Although single-hop factual question answering does not require complex reasoning, large language models (LLMs) can enhance recall of parametric knowledge when generating reasoning chains. This work presents the first hypothesis-driven controlled experiments revealing two underlying mechanisms: a non-semantic computational buffering effect and a generative self-retrieval-guided fact activation effect. Through controlled experiments, reasoning trajectory analysis, hallucination detection, and factual consistency evaluation, the study demonstrates that factual hallucinations in intermediate reasoning steps significantly impair final answer accuracy, whereas properly guided, hallucination-free reasoning paths effectively improve performance. These findings deepen our understanding of LLMs’ internal knowledge retrieval mechanisms and offer novel directions for enhancing the factuality of their outputs.

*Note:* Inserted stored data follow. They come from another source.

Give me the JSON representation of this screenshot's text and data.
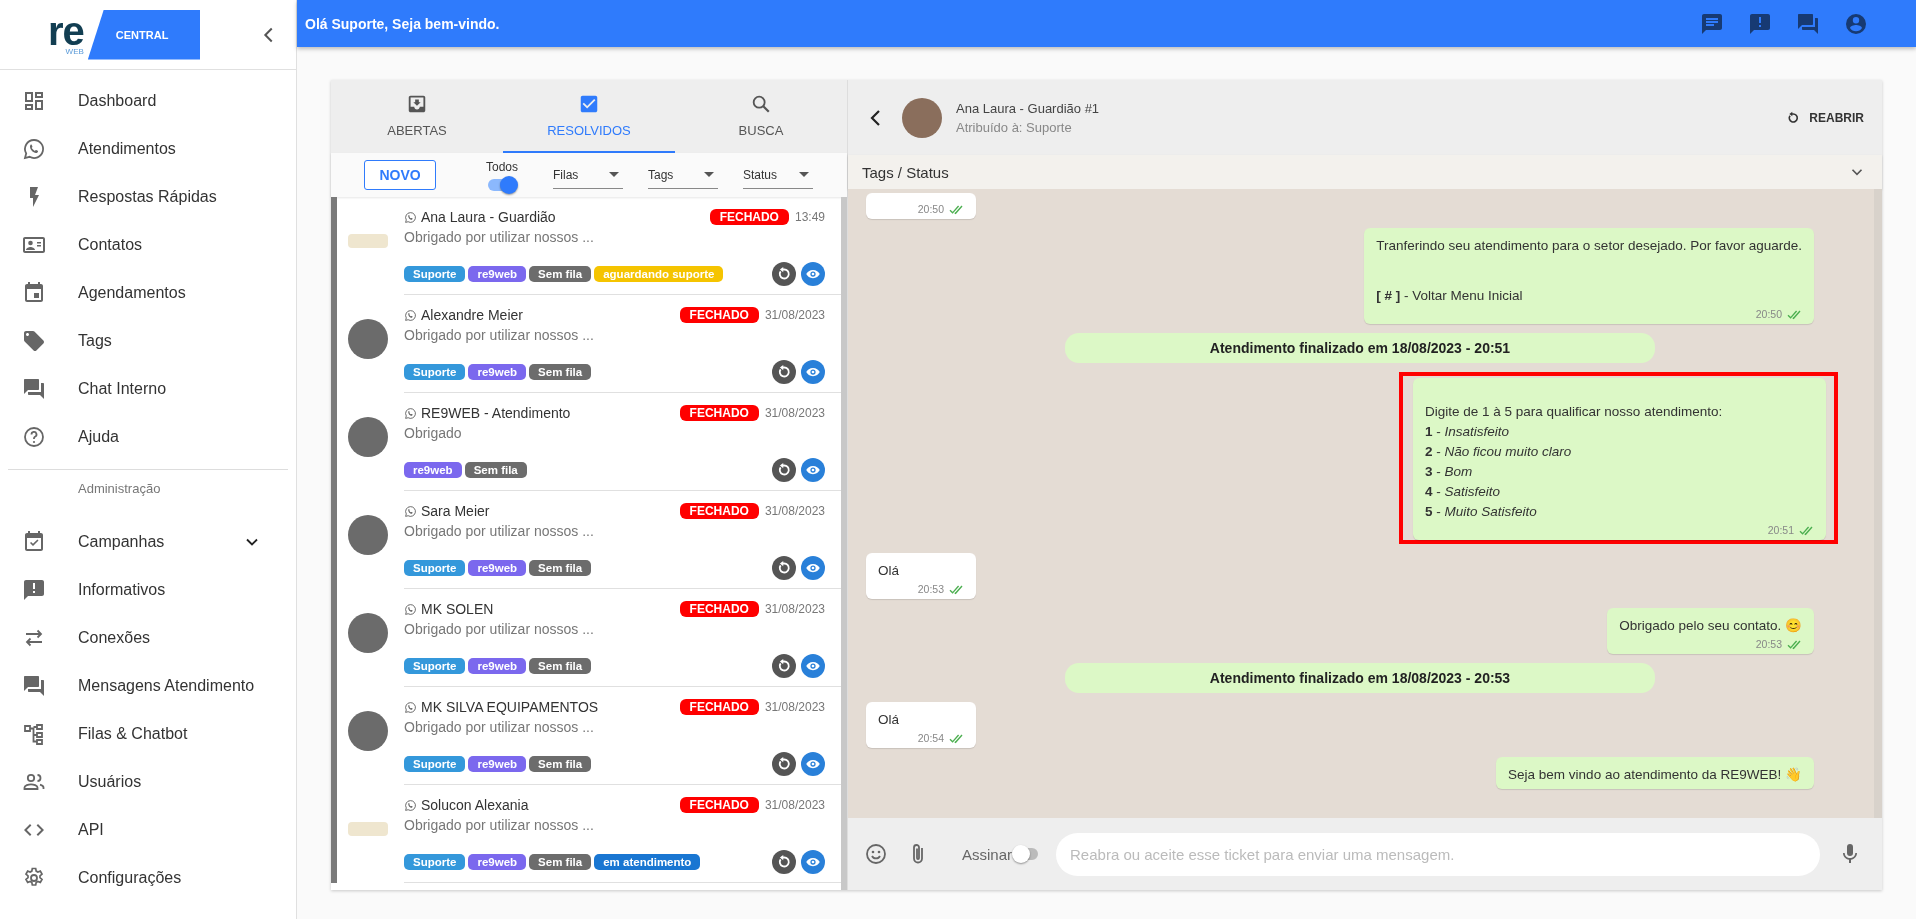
{
  "sidebar": {
    "logo": {
      "mark": "re",
      "sub": "WEB",
      "brand": "CENTRAL"
    },
    "items": [
      {
        "kind": "item",
        "label": "Dashboard"
      },
      {
        "kind": "item",
        "label": "Atendimentos"
      },
      {
        "kind": "item",
        "label": "Respostas Rápidas"
      },
      {
        "kind": "item",
        "label": "Contatos"
      },
      {
        "kind": "item",
        "label": "Agendamentos"
      },
      {
        "kind": "item",
        "label": "Tags"
      },
      {
        "kind": "item",
        "label": "Chat Interno"
      },
      {
        "kind": "item",
        "label": "Ajuda"
      },
      {
        "kind": "divider"
      },
      {
        "kind": "header",
        "label": "Administração"
      },
      {
        "kind": "item",
        "label": "Campanhas",
        "expanded": false
      },
      {
        "kind": "item",
        "label": "Informativos"
      },
      {
        "kind": "item",
        "label": "Conexões"
      },
      {
        "kind": "item",
        "label": "Mensagens Atendimento"
      },
      {
        "kind": "item",
        "label": "Filas & Chatbot"
      },
      {
        "kind": "item",
        "label": "Usuários"
      },
      {
        "kind": "item",
        "label": "API"
      },
      {
        "kind": "item",
        "label": "Configurações"
      }
    ]
  },
  "topbar": {
    "greeting": "Olá Suporte, Seja bem-vindo."
  },
  "tickets_panel": {
    "tabs": [
      {
        "label": "ABERTAS",
        "selected": false
      },
      {
        "label": "RESOLVIDOS",
        "selected": true
      },
      {
        "label": "BUSCA",
        "selected": false
      }
    ],
    "new_button": "NOVO",
    "toggle": {
      "label": "Todos",
      "on": true
    },
    "filters": [
      "Filas",
      "Tags",
      "Status"
    ],
    "tickets": [
      {
        "name": "Ana Laura - Guardião",
        "preview": "Obrigado por utilizar nossos ...",
        "status": "FECHADO",
        "time": "13:49",
        "tags": [
          {
            "label": "Suporte",
            "color": "#3498db"
          },
          {
            "label": "re9web",
            "color": "#7b68ee"
          },
          {
            "label": "Sem fila",
            "color": "#6c6c6c"
          },
          {
            "label": "aguardando suporte",
            "color": "#f5c400"
          }
        ]
      },
      {
        "name": "Alexandre Meier",
        "preview": "Obrigado por utilizar nossos ...",
        "status": "FECHADO",
        "time": "31/08/2023",
        "tags": [
          {
            "label": "Suporte",
            "color": "#3498db"
          },
          {
            "label": "re9web",
            "color": "#7b68ee"
          },
          {
            "label": "Sem fila",
            "color": "#6c6c6c"
          }
        ]
      },
      {
        "name": "RE9WEB - Atendimento",
        "preview": "Obrigado",
        "status": "FECHADO",
        "time": "31/08/2023",
        "tags": [
          {
            "label": "re9web",
            "color": "#7b68ee"
          },
          {
            "label": "Sem fila",
            "color": "#6c6c6c"
          }
        ]
      },
      {
        "name": "Sara Meier",
        "preview": "Obrigado por utilizar nossos ...",
        "status": "FECHADO",
        "time": "31/08/2023",
        "tags": [
          {
            "label": "Suporte",
            "color": "#3498db"
          },
          {
            "label": "re9web",
            "color": "#7b68ee"
          },
          {
            "label": "Sem fila",
            "color": "#6c6c6c"
          }
        ]
      },
      {
        "name": "MK SOLEN",
        "preview": "Obrigado por utilizar nossos ...",
        "status": "FECHADO",
        "time": "31/08/2023",
        "tags": [
          {
            "label": "Suporte",
            "color": "#3498db"
          },
          {
            "label": "re9web",
            "color": "#7b68ee"
          },
          {
            "label": "Sem fila",
            "color": "#6c6c6c"
          }
        ]
      },
      {
        "name": "MK SILVA EQUIPAMENTOS",
        "preview": "Obrigado por utilizar nossos ...",
        "status": "FECHADO",
        "time": "31/08/2023",
        "tags": [
          {
            "label": "Suporte",
            "color": "#3498db"
          },
          {
            "label": "re9web",
            "color": "#7b68ee"
          },
          {
            "label": "Sem fila",
            "color": "#6c6c6c"
          }
        ]
      },
      {
        "name": "Solucon Alexania",
        "preview": "Obrigado por utilizar nossos ...",
        "status": "FECHADO",
        "time": "31/08/2023",
        "tags": [
          {
            "label": "Suporte",
            "color": "#3498db"
          },
          {
            "label": "re9web",
            "color": "#7b68ee"
          },
          {
            "label": "Sem fila",
            "color": "#6c6c6c"
          },
          {
            "label": "em atendimento",
            "color": "#1976d2"
          }
        ]
      }
    ]
  },
  "chat": {
    "contact": "Ana Laura - Guardião #1",
    "assigned": "Atribuído à: Suporte",
    "reopen": "REABRIR",
    "tags_status": "Tags / Status",
    "messages": [
      {
        "kind": "in",
        "time": "20:50",
        "read": true
      },
      {
        "kind": "out",
        "blocks": [
          [
            "Tranferindo seu atendimento para o setor desejado. Por favor aguarde."
          ],
          [
            "**[ # ]** - Voltar Menu Inicial"
          ]
        ],
        "time": "20:50",
        "read": true
      },
      {
        "kind": "system",
        "text": "Atendimento finalizado em 18/08/2023 - 20:51"
      },
      {
        "kind": "out",
        "highlighted": true,
        "blocks": [
          [
            "Digite de 1 à 5 para qualificar nosso atendimento:",
            "**1** - *Insatisfeito*",
            "**2** - *Não ficou muito claro*",
            "**3** - *Bom*",
            "**4** - *Satisfeito*",
            "**5** - *Muito Satisfeito*"
          ]
        ],
        "time": "20:51",
        "read": true
      },
      {
        "kind": "in",
        "blocks": [
          [
            "Olá"
          ]
        ],
        "time": "20:53",
        "read": true
      },
      {
        "kind": "out",
        "blocks": [
          [
            "Obrigado pelo seu contato. 😊"
          ]
        ],
        "time": "20:53",
        "read": true
      },
      {
        "kind": "system",
        "text": "Atendimento finalizado em 18/08/2023 - 20:53"
      },
      {
        "kind": "in",
        "blocks": [
          [
            "Olá"
          ]
        ],
        "time": "20:54",
        "read": true
      },
      {
        "kind": "out",
        "blocks": [
          [
            "Seja bem vindo ao atendimento da RE9WEB! 👋"
          ]
        ]
      }
    ],
    "composer": {
      "sign_label": "Assinar",
      "sign_on": false,
      "placeholder": "Reabra ou aceite esse ticket para enviar uma mensagem."
    }
  }
}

While reasoning in LLMs plays a natural role in math, code generation, and multi-hop factual questions, its effect on simple, single-hop factual questions remains unclear. Such questions do not require step-by-step logical decomposition, making the utility of reasoning highly counterintuitive. Nevertheless, we find that enabling reasoning substantially expands the capability boundary of the model's parametric knowledge recall, unlocking correct answers that are otherwise effectively unreachable. Why does reasoning aid parametric knowledge recall when there are no complex reasoning steps to be done? To answer this, we design a series of hypothesis-driven controlled experiments, and identify two key driving mechanisms: (1) a computational buffer effect, where the model uses the generated reasoning tokens to perform latent computation independent of their semantic content; and (2) factual priming, where generating topically related facts acts as a semantic bridge that facilitates correct answer retrieval. Importantly, this latter generative self-retrieval mechanism carries inherent risks: we demonstrate that hallucinating intermediate facts during reasoning increases the likelihood of hallucinations in the final answer. Finally, we show that our insights can be harnessed to directly improve model accuracy by prioritizing reasoning trajectories that contain hallucination-free factual statements.